The following tiers (“Would I go back for more?”) are based on the overall dining experience, including all the dishes sampled, cost, ambiance, cleanliness, and any other factors that may apply, cumulative through multiple visits (if any).
Tier 1 (looking forward to it):
Tier 2 (sure, but not enthusiastically):
Tier 3 (only under dire circumstances):
Tier 4 (to be avoided at all costs):
- (5) D-2 Yurakuen (6.015 Jyou Nigiri Sushi Moriawase) / 1.0
Yakiniku is a type of Japanese cuisine–sort of. Whereas the term means “grilled = yaki” + “meat = niku,” the meat is pre-cut into bite-sized pieces, sometimes marinated in a sweet soy-sesame marinade, then cooked DIY on a table-top grill–just like Korean BBQ. Yakiniku restaurants also typically offer other Korean dishes, from sides to mains. Beyond the Japanized names/spellings of various cuts/items, as well as inevitable variances in flavor, the food is unmistakably Korean. Still, the genre has become so mainstream in Japan that it’s no longer regarded consciously as Korean, similar to how Koreans regularly localize and eat shabu shabu without considering its Japanese origins (see for example 1.197 Beef Shabu Shabu).

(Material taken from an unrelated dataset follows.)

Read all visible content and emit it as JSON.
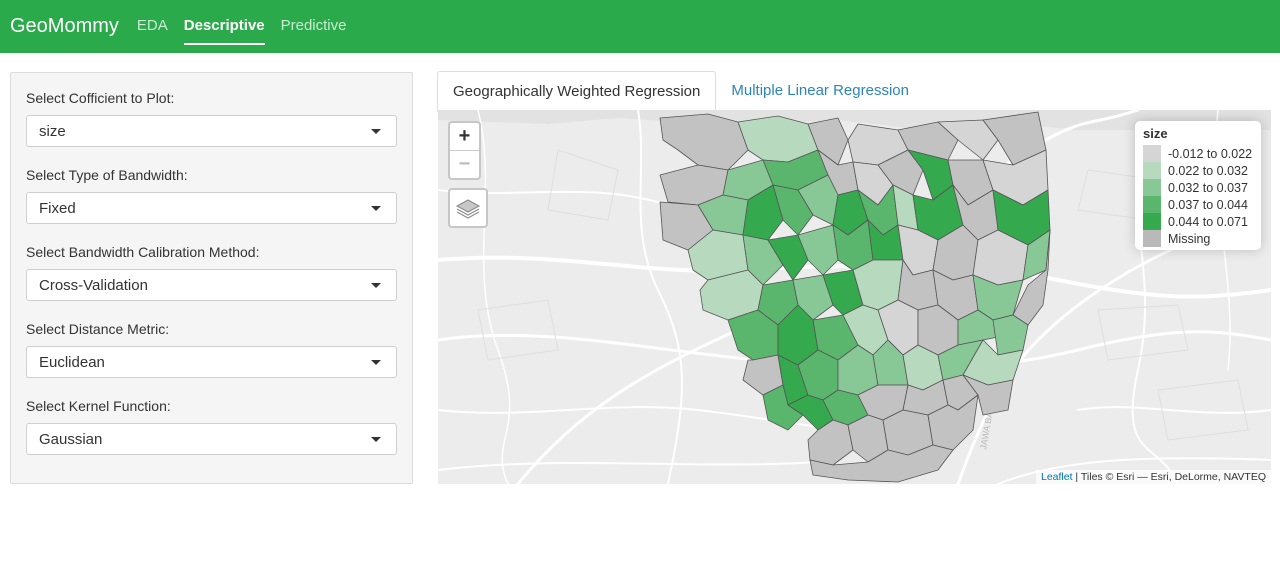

Ostensibly Japanese, Gyumon is in fact a Korean restaurant*. Specializes in yakiniku. Part of the group that owns/operates Asunaro two floors down. In fact, the expansive Asunaro menu is available upon request, orders prepared in the kitchen below and delivered/served directly to the table above–best of both worlds.

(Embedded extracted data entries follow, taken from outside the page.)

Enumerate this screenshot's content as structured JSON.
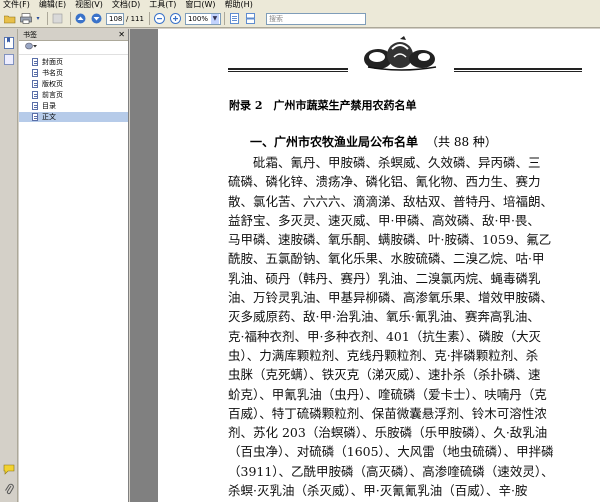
{
  "menubar": {
    "items": [
      "文件(F)",
      "编辑(E)",
      "视图(V)",
      "文档(D)",
      "工具(T)",
      "窗口(W)",
      "帮助(H)"
    ]
  },
  "toolbar": {
    "page_current": "108",
    "page_total": "/ 111",
    "zoom": "100%",
    "search_placeholder": "搜索"
  },
  "bookmarks": {
    "title": "书签",
    "items": [
      {
        "label": "封面页"
      },
      {
        "label": "书名页"
      },
      {
        "label": "版权页"
      },
      {
        "label": "前言页"
      },
      {
        "label": "目录"
      },
      {
        "label": "正文"
      }
    ]
  },
  "document": {
    "appendix_title": "附录 2　广州市蔬菜生产禁用农药名单",
    "section_heading": "一、广州市农牧渔业局公布名单",
    "section_count": "（共 88 种）",
    "lines": [
      "砒霜、氰丹、甲胺磷、杀螟威、久效磷、异丙磷、三",
      "硫磷、磷化锌、溃疡净、磷化铝、氰化物、西力生、赛力",
      "散、氯化苦、六六六、滴滴涕、敌枯双、普特丹、培福朗、",
      "益舒宝、多灭灵、速灭威、甲·甲磷、高效磷、敌·甲·畏、",
      "马甲磷、速胺磷、氧乐酮、螨胺磷、叶·胺磷、1059、氟乙",
      "酰胺、五氯酚钠、氧化乐果、水胺硫磷、二溴乙烷、咕·甲",
      "乳油、硕丹（韩丹、赛丹）乳油、二溴氯丙烷、蝇毒磷乳",
      "油、万铃灵乳油、甲基异柳磷、高渗氧乐果、增效甲胺磷、",
      "灭多威原药、敌·甲·治乳油、氧乐·氰乳油、赛奔高乳油、",
      "克·福种衣剂、甲·多种衣剂、401（抗生素）、磷胺（大灭",
      "虫）、力满库颗粒剂、克线丹颗粒剂、克·拌磷颗粒剂、杀",
      "虫脒（克死螨）、铁灭克（涕灭威）、速扑杀（杀扑磷、速",
      "蚧克）、甲氰乳油（虫丹）、喹硫磷（爱卡士）、呋喃丹（克",
      "百威）、特丁硫磷颗粒剂、保苗微囊悬浮剂、铃木可溶性浓",
      "剂、苏化 203（治螟磷）、乐胺磷（乐甲胺磷）、久·敌乳油",
      "（百虫净）、对硫磷（1605）、大风雷（地虫硫磷）、甲拌磷",
      "（3911）、乙酰甲胺磷（高灭磷）、高渗喹硫磷（速效灵）、",
      "杀螟·灭乳油（杀灭威）、甲·灭氰氰乳油（百威）、辛·胺"
    ]
  }
}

Overall, the dining experience was much to my liking. For one thing, I’ve always appreciated the lighter hand that the Japanese demonstrate in the use of seasonings, so I enjoyed the delicate karubi marinade, both mushroom and beef. The meat itself had a clean beef flavor; not as tender as the marbled appearance would suggest, but tender enough. Combination gas+charcoal grill provided a nice charred touch. Though I did miss the wide variety of vegetables that come with a traditional Korean BBQ spread, especially kimchi, I didn’t feel like paying for them, certainly not kimchi. No big deal, as the meal wasn’t only about the BBQ.

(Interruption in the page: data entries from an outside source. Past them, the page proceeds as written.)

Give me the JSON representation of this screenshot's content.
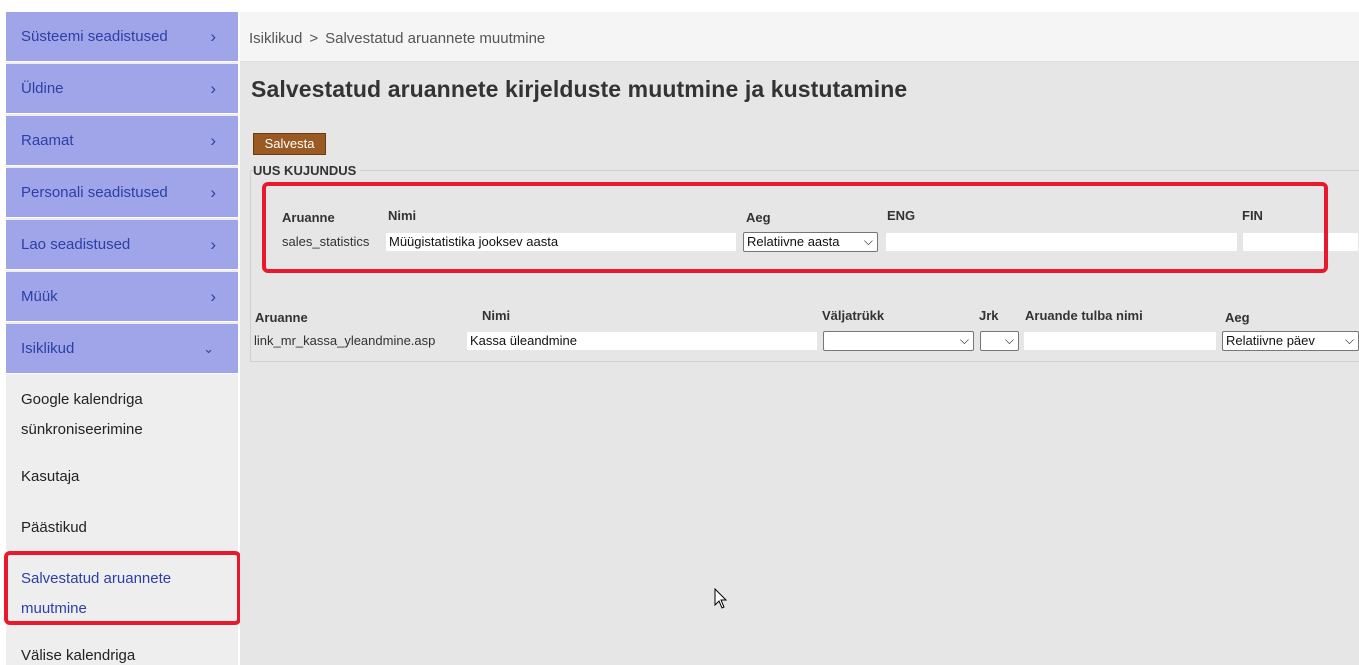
{
  "sidebar": {
    "top_items": [
      {
        "label": "Süsteemi seadistused",
        "chevron": "›"
      },
      {
        "label": "Üldine",
        "chevron": "›"
      },
      {
        "label": "Raamat",
        "chevron": "›"
      },
      {
        "label": "Personali seadistused",
        "chevron": "›"
      },
      {
        "label": "Lao seadistused",
        "chevron": "›"
      },
      {
        "label": "Müük",
        "chevron": "›"
      },
      {
        "label": "Isiklikud",
        "chevron": "⌄"
      }
    ],
    "sub_items": [
      {
        "label_line1": "Google kalendriga",
        "label_line2": "sünkroniseerimine"
      },
      {
        "label_line1": "Kasutaja"
      },
      {
        "label_line1": "Päästikud"
      },
      {
        "label_line1": "Salvestatud aruannete",
        "label_line2": "muutmine"
      },
      {
        "label_line1": "Välise kalendriga"
      }
    ]
  },
  "breadcrumb": {
    "parent": "Isiklikud",
    "separator": ">",
    "current": "Salvestatud aruannete muutmine"
  },
  "page": {
    "title": "Salvestatud aruannete kirjelduste muutmine ja kustutamine",
    "save_label": "Salvesta"
  },
  "new_layout": {
    "legend": "UUS KUJUNDUS",
    "headers": {
      "report": "Aruanne",
      "name": "Nimi",
      "time": "Aeg",
      "eng": "ENG",
      "fin": "FIN"
    },
    "row": {
      "report": "sales_statistics",
      "name": "Müügistatistika jooksev aasta",
      "time": "Relatiivne aasta",
      "eng": "",
      "fin": ""
    }
  },
  "reports_table": {
    "headers": {
      "report": "Aruanne",
      "name": "Nimi",
      "printout": "Väljatrükk",
      "order": "Jrk",
      "column_name": "Aruande tulba nimi",
      "time": "Aeg"
    },
    "row": {
      "report": "link_mr_kassa_yleandmine.asp",
      "name": "Kassa üleandmine",
      "printout": "",
      "order": "",
      "column_name": "",
      "time": "Relatiivne päev"
    }
  },
  "colors": {
    "sidebar_item_bg": "#9fa5e8",
    "sidebar_text": "#2d3fa6",
    "save_button": "#9b5a24",
    "highlight": "#e8192c"
  }
}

The masochistically gluttonous “Try Every” series: (i) TERRP (…Restaurant in Robinsons Place) (see completed 5.247 TERRP 85 KFC : Original Recipe Fried Chicken…); (ii) TEITY (..Item at Tao Yuan) (see most recently 6.055 The Penultimate); (iii) TERNWPPD (…Restaurant in New World, Pan-Pacific, Diamond) (see most recently 6.059 New York-Style Strip Steak); (iv) TERSK (…Restaurant in St Kilda) (see completed 5.339 Roasted Squid); (v) TEKREM (…Korean Restaurant in Ermita/Malate) (see most recently 6.056 Chung v Chung); (vi) TEIBR (…Item at Bistro Remedios) (see most recently 6.053 Chicharones).
*I will count Gyumon as the 22nd installment of TEKREM.